The past speaks– it tells us things we should know but often can’t understand because histories are hidden and only the dominant voices prevail.
Sometimes though, there is a dormant voice that waits to tell its story- almost a hundred years later– and this lived history is held within my great aunt Nita’s archive and the childhood conversations I had with her.
This first-person narrative of a 1930’s actress plucked from obscurity in London by director Cecil B. DeMille and cast into the Hollywood Paramount studio system with only her wits to guide her, and evidently a sense that she must document everything she did perhaps in order to carve a discourse into the Hollywood mythology.
This archive punctures what we know already by throwing a spear into it.
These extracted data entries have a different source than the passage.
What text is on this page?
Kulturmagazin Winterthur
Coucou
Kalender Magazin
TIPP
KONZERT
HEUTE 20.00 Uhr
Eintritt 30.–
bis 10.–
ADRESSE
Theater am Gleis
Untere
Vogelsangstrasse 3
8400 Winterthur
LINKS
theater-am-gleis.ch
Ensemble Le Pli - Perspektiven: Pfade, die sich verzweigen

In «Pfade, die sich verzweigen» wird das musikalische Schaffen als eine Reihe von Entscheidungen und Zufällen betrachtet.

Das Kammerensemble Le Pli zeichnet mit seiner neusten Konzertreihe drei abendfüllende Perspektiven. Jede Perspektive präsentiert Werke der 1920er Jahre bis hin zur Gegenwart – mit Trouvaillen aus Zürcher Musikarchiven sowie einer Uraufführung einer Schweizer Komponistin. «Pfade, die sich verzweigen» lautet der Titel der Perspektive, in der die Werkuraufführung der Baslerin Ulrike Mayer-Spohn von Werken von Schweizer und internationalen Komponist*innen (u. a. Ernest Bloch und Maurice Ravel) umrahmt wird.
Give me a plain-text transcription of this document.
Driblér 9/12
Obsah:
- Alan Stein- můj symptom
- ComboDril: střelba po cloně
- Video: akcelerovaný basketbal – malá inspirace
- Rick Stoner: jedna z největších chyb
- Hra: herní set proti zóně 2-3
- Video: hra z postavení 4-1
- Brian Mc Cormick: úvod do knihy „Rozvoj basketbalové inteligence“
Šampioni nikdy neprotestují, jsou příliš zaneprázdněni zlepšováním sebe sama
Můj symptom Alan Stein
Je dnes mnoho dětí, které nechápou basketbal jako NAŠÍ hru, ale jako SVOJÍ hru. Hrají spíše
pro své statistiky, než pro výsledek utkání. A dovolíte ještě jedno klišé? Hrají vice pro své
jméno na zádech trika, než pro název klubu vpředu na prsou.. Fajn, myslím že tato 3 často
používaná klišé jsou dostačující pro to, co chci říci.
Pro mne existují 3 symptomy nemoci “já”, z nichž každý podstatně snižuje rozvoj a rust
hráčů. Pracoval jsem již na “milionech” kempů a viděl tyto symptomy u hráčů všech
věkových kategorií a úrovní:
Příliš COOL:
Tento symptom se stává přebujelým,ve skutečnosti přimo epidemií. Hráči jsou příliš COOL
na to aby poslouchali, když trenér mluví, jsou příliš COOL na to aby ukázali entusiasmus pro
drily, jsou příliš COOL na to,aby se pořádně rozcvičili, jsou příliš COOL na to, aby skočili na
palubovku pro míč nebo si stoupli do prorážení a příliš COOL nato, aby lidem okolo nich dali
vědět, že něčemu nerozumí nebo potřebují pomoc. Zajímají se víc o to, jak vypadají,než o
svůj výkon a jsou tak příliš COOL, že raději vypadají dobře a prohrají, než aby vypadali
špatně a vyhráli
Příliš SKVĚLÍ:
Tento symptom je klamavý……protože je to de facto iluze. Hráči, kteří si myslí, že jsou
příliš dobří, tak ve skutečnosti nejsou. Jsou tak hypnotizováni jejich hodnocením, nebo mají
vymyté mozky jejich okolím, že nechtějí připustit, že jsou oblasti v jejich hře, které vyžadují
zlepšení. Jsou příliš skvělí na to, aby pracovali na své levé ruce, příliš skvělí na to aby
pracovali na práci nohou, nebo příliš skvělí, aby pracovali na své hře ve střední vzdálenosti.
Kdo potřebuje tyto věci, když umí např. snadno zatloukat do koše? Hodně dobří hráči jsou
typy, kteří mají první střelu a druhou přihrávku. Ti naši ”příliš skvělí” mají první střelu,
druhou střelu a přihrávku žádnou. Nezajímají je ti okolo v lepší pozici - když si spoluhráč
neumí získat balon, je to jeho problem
Rarely do we have the opportunity to access a comprehensive unseen archive that documents female industry experience before the lens and on the set, with hundreds of Paramount publicity photographs, negatives, a nitrate casting film, family photographs & negatives, diaries, a weekly magazine diary, notebooks, drawings, film set photographs, newspaper and magazine clippings, fashion magazine photographs, beauty advertisements, family letters, love letters, fan letters, telegrams, acting contracts, annotated scripts, theatre programmes and posters, cheque books, bank statements, telephone bills, hotel bills, menus, equity membership, passports, an oil painting, a jewellery collection, a button collection, silk palazzo pants & a satin pillow case filled with twenty pairs of arm-length leather fringed gloves.